Annabelle, the creepy doll from The Conjuring movies, gets her second standalone film with Annabelle: Creation, a silly movie that is nevertheless enjoyable thanks to some deft direction and surprisingly competent acting.
The movie holds together thanks to solid performances from Talitha Bateman and Lulu Wilson, the latter the same child actress who turned in incredible work in the also surprisingly good Ouija: Origin of Evil. Mind you, the film is full of good performances—from the likes of Miranda Otto, Anthony LaPaglia and Stephanie Sigman—but it’s Bateman and Wilson who get most of the credit.
The film is set many years before the first Annabelle movie, with orphans Janice (Bateman) and Linda (Wilson) on their way to a new home, with other girls and a happy nun, Sister Charlotte, (Sigman) at their side. They arrive at the home of Samuel Mullins (LaPaglia) a doll maker who, we have learned in the film’s prologue, lost his daughter, Bee, in a tragic roadside accident. He’s miserable; his wife (Otto) is bedridden and ill; and he probably shouldn’t be accepting a bunch of orphans to live in his haunted house.
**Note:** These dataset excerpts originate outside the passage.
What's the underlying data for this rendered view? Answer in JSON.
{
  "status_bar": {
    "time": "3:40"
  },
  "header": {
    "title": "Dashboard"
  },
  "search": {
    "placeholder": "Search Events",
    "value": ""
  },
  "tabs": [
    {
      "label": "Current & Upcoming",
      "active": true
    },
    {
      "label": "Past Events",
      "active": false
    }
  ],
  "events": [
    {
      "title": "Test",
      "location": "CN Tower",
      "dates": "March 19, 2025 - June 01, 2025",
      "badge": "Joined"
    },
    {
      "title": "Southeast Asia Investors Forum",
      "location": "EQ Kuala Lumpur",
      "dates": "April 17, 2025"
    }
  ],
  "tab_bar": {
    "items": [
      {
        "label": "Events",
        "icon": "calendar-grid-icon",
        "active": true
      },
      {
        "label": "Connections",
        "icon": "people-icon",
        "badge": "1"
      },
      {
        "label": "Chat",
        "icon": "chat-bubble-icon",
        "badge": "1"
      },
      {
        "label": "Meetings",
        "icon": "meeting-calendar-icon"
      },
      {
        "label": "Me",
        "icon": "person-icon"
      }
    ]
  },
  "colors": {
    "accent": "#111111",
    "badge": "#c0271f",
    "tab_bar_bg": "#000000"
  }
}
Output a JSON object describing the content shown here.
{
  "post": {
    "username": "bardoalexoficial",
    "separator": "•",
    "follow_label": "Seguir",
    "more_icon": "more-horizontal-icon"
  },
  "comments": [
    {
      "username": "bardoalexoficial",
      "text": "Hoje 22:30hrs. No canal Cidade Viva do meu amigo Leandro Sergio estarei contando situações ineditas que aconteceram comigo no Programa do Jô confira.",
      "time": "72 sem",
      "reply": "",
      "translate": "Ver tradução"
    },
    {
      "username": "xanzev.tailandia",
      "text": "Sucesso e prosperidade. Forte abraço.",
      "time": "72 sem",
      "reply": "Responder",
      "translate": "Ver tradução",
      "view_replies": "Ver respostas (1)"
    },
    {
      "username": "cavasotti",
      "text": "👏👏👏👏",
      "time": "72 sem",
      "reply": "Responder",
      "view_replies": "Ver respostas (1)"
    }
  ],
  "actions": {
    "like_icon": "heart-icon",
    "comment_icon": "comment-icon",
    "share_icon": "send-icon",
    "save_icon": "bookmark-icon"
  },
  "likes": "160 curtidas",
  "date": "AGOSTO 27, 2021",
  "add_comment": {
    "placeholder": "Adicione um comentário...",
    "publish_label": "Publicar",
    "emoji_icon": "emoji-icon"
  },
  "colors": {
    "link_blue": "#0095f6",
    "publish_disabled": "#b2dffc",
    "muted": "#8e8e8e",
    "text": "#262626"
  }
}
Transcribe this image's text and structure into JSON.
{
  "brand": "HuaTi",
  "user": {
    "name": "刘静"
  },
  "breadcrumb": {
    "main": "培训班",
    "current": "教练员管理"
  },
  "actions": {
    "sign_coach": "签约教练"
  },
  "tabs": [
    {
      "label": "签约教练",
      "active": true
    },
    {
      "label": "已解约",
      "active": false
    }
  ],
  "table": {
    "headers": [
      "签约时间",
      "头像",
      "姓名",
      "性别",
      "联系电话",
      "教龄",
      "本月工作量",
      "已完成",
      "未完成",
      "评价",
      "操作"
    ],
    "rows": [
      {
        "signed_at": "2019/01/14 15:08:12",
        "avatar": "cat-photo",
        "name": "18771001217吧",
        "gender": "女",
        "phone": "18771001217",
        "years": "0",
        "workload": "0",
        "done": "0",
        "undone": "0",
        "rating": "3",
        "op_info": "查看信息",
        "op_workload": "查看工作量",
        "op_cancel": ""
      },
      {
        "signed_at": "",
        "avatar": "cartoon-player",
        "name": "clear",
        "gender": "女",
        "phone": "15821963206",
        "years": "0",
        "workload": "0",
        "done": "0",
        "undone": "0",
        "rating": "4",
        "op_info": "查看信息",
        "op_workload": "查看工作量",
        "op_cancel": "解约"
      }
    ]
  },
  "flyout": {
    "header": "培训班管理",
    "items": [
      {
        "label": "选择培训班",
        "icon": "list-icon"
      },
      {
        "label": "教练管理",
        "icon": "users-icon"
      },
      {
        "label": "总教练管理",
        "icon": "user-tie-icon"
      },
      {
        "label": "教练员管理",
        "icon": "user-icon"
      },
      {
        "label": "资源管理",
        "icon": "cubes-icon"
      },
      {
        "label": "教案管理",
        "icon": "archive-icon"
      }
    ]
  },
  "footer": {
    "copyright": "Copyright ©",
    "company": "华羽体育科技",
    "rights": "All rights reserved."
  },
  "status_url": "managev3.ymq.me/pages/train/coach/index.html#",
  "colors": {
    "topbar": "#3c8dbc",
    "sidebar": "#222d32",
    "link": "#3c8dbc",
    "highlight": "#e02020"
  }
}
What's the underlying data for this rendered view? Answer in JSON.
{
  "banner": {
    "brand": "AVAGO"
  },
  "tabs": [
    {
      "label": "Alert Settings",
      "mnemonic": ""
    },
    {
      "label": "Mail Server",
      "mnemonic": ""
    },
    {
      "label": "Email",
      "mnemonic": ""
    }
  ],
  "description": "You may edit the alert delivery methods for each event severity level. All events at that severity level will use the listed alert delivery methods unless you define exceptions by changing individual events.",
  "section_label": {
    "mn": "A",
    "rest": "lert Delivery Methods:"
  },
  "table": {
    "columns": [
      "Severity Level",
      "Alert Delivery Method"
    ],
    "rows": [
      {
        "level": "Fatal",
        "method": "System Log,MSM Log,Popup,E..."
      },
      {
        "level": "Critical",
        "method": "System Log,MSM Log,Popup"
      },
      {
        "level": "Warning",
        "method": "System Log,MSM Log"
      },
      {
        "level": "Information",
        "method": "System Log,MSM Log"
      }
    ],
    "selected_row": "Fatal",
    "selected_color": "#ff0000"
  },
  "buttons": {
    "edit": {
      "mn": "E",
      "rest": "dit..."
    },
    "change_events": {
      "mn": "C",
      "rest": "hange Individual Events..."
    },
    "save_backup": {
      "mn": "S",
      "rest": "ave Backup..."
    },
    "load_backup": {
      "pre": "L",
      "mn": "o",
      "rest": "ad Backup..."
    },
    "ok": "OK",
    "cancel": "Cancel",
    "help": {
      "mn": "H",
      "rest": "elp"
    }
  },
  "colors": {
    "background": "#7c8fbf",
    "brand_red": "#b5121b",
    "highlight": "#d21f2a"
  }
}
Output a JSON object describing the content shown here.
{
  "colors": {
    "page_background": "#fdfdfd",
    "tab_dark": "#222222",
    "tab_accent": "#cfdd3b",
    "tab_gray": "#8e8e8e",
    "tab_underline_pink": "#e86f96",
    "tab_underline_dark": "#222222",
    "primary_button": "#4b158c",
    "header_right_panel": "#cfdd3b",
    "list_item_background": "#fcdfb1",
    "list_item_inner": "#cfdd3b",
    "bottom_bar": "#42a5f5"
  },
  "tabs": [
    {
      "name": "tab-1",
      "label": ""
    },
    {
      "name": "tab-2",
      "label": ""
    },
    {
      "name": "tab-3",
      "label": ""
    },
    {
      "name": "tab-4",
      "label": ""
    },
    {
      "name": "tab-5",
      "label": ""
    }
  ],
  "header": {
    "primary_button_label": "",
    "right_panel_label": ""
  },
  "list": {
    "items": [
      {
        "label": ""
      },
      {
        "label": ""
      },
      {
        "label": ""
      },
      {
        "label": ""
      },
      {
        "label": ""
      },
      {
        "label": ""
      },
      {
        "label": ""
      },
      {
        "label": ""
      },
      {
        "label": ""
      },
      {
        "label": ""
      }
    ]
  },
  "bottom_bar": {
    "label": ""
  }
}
Yes, the house is haunted with a spirit residing in that creepy doll we’ve all come know and hate so damned much. I hate creepy dolls almost as much as I hate creepy clowns. Speaking of which, while Annabelle: Creation has some good scares, the preview scene from It that played before the flick was top-notch scary, and I can’t wait to see the whole movie. OK, I got off track a little bit.
Janice had polio, which has left her with a leg brace and a basic inability to run away from haunted, creepy, demonic dolls. One thing leads to another, and characters start getting possessed and ripped to shreds by demon forces. Damn those creepy dolls! Damn them to hell! Wilson was great in Ouija and is quite good here, but it’s Bateman who is the real scene-stealer this time out. She makes Janice genuine, and you pull for her to get out of the movie with most of herself intact.
Last year, director David F. Sandberg delivered a decent genre film with Lights Out, based on his terrifically scary short film. (Talitha’s younger brother, Gabriel Bateman, starred in that movie.) Sandberg continues to show he’s good with jolt scares; there are many moments in this movie when you are expecting one, and it still jolts you. He also makes good-looking movies; the authentic Southern Gothic look of this film lends to its credibility and keeps you in the story.
Does the film horrify or scare on the same level as Carpenter or vintage Romero? Absolutely not. Will it please those of us who like a capable horror thriller that’s low on cheesiness? Yes. It’s a decent, late-summer, let’s-not-change-the-world-of-cinema-but-deliver-something-relatively-fun kind of film. It’s forgettable, but fun while you watch it.
These Annabelle movies, and the upcoming The Nun, have sprouted from The Conjuring franchise. Give New Line Cinema some credit for doing a horror franchise right (well, mostly right), as opposed to that nonsense Universal tried to kick off earlier in the summer with The Mummy. These stories are coming together nicely, and don’t feel forced and silly like, for instance, Dr. Jekyll (Russell Crowe) inexplicably showing up as some sort of super monster detective. Sandberg finds satisfying ways, especially in the final scenes, to link the Conjuring universe together.
Annabelle is giving Chucky a run for his money as the best doll you shouldn’t have bought in the first place, because it intends to kill you. I’m hoping for Chucky vs. Annabelle in the future.
Annabelle: Creation is playing at theaters across the valley.